When we last wrote, some brave analyst at a Chinese brokerage was making headlines by talking of there being at least another CNY2–2.5 trillion in ‘shadow’ margin debt to add to the peak CNY2.3 trillion registered on the exchange ( that latter now already shrunken by over a third). Since then, the ante has been upped by one of our hero’s competitors, who added another CNY1-1.2 trillion to that already gargantuan guess. The man from Huatai Securities also suggested that half of the total was effectively being financed by the nation’s banks, whether they are strictly authorised to do so or not.
Who knows how accurate these estimates may be, but if, as is being bandied about everywhere, official margin at its peak represented no less than 9.5% of the free float value of the market, this would have put us up to a quota of around 25% at the peak of the mania.
NPLs, anyone? Bankrupt P2Ps? A big hit to corporate profits from the non-operating category? However it pans out, the charts show that technical support is not to be had anywhere soon – which only leaves a further embarrassing recourse to that suppression of market mechanisms which Xi and Li have spent their time in office disavowing.
With large percentages of stocks going either limit down or being suspended outright (around half of listed companies are presently to be found in the latter category) and with short-selling margin being increased to an eye-watering 30% in stock futures, the age-old, losing trader’s game of ‘pulling up the flowers and watering the weeds’ has taken on the dimensions of a wholesale deforestation, followed by a deliberate inundation. In short, those who cannot get out of their stocks, seem to be getting out of anything else they can sell in their place.

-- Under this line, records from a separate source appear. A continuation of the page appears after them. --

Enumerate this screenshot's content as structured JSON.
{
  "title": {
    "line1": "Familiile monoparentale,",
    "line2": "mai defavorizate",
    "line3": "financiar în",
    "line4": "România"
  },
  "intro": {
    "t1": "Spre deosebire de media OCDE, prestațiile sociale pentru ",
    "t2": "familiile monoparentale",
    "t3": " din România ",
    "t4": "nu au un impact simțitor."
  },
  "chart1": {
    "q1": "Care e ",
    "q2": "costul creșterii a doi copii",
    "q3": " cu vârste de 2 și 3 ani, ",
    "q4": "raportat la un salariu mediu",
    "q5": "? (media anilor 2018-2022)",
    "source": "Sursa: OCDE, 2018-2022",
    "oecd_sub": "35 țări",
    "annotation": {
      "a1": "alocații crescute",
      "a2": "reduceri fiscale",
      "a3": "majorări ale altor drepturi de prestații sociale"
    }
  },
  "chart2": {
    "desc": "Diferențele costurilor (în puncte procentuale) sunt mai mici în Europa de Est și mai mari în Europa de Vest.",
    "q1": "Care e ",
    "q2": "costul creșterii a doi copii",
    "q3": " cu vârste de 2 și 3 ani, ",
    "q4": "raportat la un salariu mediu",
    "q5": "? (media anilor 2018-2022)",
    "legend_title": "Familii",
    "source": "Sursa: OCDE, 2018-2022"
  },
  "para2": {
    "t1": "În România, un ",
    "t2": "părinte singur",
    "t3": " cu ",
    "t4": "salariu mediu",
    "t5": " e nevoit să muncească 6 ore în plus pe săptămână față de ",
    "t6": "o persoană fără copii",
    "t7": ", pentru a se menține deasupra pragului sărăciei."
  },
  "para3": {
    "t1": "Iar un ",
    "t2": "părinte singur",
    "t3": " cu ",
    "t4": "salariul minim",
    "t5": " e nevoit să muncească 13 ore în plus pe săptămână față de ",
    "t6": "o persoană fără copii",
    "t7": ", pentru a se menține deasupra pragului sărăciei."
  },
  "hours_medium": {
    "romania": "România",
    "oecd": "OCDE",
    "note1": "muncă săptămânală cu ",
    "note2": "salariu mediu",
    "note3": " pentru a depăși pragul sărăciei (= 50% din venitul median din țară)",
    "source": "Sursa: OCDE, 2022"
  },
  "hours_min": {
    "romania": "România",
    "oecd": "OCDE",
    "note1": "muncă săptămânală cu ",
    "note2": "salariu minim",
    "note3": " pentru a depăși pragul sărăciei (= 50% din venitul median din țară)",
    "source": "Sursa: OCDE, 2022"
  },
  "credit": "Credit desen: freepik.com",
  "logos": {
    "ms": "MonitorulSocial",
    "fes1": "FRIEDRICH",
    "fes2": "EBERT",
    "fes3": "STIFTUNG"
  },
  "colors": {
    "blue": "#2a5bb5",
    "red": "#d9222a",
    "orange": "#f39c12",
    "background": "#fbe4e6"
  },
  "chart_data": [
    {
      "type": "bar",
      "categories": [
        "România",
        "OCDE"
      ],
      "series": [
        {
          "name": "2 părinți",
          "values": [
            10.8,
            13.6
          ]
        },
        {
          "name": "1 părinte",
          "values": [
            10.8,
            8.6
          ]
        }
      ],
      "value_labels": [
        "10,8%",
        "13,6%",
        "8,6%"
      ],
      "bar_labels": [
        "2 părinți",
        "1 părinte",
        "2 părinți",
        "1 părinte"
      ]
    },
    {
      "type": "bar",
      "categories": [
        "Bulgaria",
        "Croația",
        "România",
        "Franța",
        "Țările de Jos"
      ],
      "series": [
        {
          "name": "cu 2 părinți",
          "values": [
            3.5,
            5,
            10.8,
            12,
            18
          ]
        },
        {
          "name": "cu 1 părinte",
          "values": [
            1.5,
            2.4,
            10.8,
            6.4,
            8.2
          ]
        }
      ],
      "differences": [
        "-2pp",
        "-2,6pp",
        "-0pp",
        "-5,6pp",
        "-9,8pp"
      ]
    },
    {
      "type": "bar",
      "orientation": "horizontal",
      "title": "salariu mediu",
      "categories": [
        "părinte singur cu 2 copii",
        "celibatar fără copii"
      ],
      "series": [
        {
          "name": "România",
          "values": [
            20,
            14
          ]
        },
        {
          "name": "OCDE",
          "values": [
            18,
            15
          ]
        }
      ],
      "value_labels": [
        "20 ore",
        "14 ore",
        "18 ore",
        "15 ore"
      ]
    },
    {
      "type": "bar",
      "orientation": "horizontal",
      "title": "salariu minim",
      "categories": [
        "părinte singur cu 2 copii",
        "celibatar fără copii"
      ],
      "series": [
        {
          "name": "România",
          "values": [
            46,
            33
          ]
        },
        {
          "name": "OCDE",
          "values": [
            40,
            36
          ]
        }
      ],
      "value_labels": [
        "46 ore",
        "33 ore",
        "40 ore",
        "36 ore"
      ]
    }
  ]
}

Notably volumes have climbed dramatically on the commodities exchanges, even as prices have plummeted to new lows.The usual suspects—rebar, iron ore, copper, and so on—are all being caned along with the ChiNext. Whether any of these were being used for a little off-the-books financing play—this time to play the equity rather than the property market; whether it is a matter of liquidating to meet one’s broker’s demand for cash; or whether this is seen as a hedge against a wider economic/systemic melt-down is anyone’s guess. Short term oversold, yes: but the longer term bear market seems in remarkably fine fettle.